Nach Auskunft der Bundesagentur für Arbeit (BA) hat sich die Anzahl der Anzeigen zur Kurzarbeit von August auf September nahezu verdoppelt: Sie stieg von etwa 24.000 auf 47.000. Im Vergleich zur gleichen Zeit im Vorjahr ist das eine immense Steigerung; damals erhöhten sich die Zahlen von 17.000 auf 24.000. Die Unternehmen zeigen Kurzarbeit vorsorglich an, damit sie im Falle des Falles das dafür bereitgestellte Geld bekommen. Ob am Ende tatsächlich so viele Mitarbeiter betroffen sein werden, steht erst in drei bis vier Monaten fest.
Kurzarbeit ist ein Mittel zur Steuerung des Arbeitsmarkts, das sich in den deutschen Krisenjahren bewährt hat. Damit wird die regelmäßige Arbeitszeit in einem Betrieb vorübergehend reduziert, ohne Mitarbeitern zu kündigen; den Verdienstausfall übernehmen zum Teil die Arbeitsagenturen. Momentan können Firmen Kurzarbeitergeld für ein halbes Jahr beantragen; per Verordnung kann das Bundesarbeitsministerium diese Zeit auf zwei Jahre verlängern - und weitere Erleichterungen beschließen.

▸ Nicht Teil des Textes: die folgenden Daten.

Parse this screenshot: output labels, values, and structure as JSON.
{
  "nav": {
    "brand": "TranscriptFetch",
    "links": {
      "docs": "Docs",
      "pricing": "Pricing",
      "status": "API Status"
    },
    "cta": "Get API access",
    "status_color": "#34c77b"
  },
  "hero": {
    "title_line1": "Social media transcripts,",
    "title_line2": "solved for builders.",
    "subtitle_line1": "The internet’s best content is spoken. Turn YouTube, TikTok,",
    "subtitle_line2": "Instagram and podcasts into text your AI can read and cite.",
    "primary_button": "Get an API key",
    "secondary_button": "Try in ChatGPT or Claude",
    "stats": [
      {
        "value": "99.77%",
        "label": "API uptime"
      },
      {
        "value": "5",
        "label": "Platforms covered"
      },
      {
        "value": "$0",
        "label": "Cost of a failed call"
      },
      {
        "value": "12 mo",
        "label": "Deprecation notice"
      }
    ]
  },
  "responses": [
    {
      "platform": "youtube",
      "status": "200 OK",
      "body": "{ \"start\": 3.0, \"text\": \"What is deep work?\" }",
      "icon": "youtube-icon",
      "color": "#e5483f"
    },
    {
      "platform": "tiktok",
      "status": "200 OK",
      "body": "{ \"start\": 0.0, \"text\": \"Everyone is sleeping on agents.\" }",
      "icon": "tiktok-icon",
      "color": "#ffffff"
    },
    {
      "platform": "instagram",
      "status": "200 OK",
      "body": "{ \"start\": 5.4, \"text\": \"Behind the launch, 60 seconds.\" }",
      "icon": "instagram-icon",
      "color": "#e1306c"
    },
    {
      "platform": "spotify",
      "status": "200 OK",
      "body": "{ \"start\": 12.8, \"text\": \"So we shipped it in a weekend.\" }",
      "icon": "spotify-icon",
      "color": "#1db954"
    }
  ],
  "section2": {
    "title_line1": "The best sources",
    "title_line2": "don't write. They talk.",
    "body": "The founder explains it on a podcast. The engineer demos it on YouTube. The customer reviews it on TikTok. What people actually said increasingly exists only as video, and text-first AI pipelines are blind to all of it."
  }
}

Der Präsident des Gesamtmetall-Verbands Rainer Dulger hatte der "Bild" gesagt: "Es ist noch keine Krisenstimmung. Doch wenn sich die Lage weiter eintrübt, sollte die Bundesregierung die bewährten Erleichterungen bei der Kurzarbeit rasch wieder einführen dürfen." Die arbeitsmarktpolitische Sprecherin der SPD, Anette Kramme, sagte der FTD: "Die Bundesregierung sollte nicht einfach auf die Krise warten, sondern vorausschauend handeln." Dagegen sagte ein Sprecher des Bundesarbeitsministeriums auf Anfrage: "Wenn die Notwendigkeit besteht, können die Erleichterungen schnell wieder eingeführt werden." Bislang sei das aber nicht erkennbar.

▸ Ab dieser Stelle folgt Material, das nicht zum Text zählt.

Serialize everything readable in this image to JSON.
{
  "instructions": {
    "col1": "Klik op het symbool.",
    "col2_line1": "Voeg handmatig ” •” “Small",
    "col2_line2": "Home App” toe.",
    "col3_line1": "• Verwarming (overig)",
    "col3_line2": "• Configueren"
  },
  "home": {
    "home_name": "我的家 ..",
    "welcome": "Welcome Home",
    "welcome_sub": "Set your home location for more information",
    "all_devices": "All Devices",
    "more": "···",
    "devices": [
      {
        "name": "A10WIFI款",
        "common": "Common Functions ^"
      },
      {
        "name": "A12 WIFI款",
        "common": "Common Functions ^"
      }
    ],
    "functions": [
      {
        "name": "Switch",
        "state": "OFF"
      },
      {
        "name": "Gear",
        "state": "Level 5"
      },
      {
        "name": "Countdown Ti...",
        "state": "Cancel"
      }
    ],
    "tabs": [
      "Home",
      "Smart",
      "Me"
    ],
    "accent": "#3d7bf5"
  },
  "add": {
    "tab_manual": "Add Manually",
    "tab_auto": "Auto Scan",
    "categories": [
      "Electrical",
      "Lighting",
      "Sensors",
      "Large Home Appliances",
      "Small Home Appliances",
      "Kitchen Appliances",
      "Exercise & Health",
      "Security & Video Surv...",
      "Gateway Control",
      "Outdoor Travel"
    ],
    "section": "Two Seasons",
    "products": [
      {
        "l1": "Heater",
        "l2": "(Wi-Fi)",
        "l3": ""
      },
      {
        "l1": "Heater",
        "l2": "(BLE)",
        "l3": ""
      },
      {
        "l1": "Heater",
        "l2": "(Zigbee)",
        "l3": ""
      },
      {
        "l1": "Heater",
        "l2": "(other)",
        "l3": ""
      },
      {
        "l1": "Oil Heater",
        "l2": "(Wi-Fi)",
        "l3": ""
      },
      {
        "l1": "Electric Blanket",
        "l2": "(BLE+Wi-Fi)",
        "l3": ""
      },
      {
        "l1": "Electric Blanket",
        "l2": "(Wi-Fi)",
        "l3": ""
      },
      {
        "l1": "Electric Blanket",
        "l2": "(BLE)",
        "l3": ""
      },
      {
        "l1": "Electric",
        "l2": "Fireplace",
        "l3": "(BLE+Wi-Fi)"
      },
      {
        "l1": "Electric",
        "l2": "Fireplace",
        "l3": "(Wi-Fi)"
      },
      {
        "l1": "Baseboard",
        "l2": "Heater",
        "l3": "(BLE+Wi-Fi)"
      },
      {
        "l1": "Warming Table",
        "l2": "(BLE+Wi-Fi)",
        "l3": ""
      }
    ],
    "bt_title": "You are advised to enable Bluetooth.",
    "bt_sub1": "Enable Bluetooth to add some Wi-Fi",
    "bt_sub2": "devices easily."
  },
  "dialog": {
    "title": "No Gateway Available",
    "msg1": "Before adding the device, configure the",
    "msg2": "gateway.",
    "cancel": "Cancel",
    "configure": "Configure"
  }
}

Allerdings liegen die Nerven in der deutschen Industrie schon jetzt vielerorts blank. In der Stahlbranche wird europaweit kontrovers diskutiert, wie die steigenden Überkapazitäten abgebaut werden können. Auch die Premiumhersteller von deutschen Autos wie Daimler und Porsche klagen über Absatzprobleme. Seit Anfang des Jahres sinkt in der deutschen Wirtschaft zudem die Kapazitätsauslastung. In diesem Herbst fiel sie im verarbeitenden Gewerbe auf das Niveau von 2003, wie Daten des Münchner Forschungsinstituts Ifo zeigen.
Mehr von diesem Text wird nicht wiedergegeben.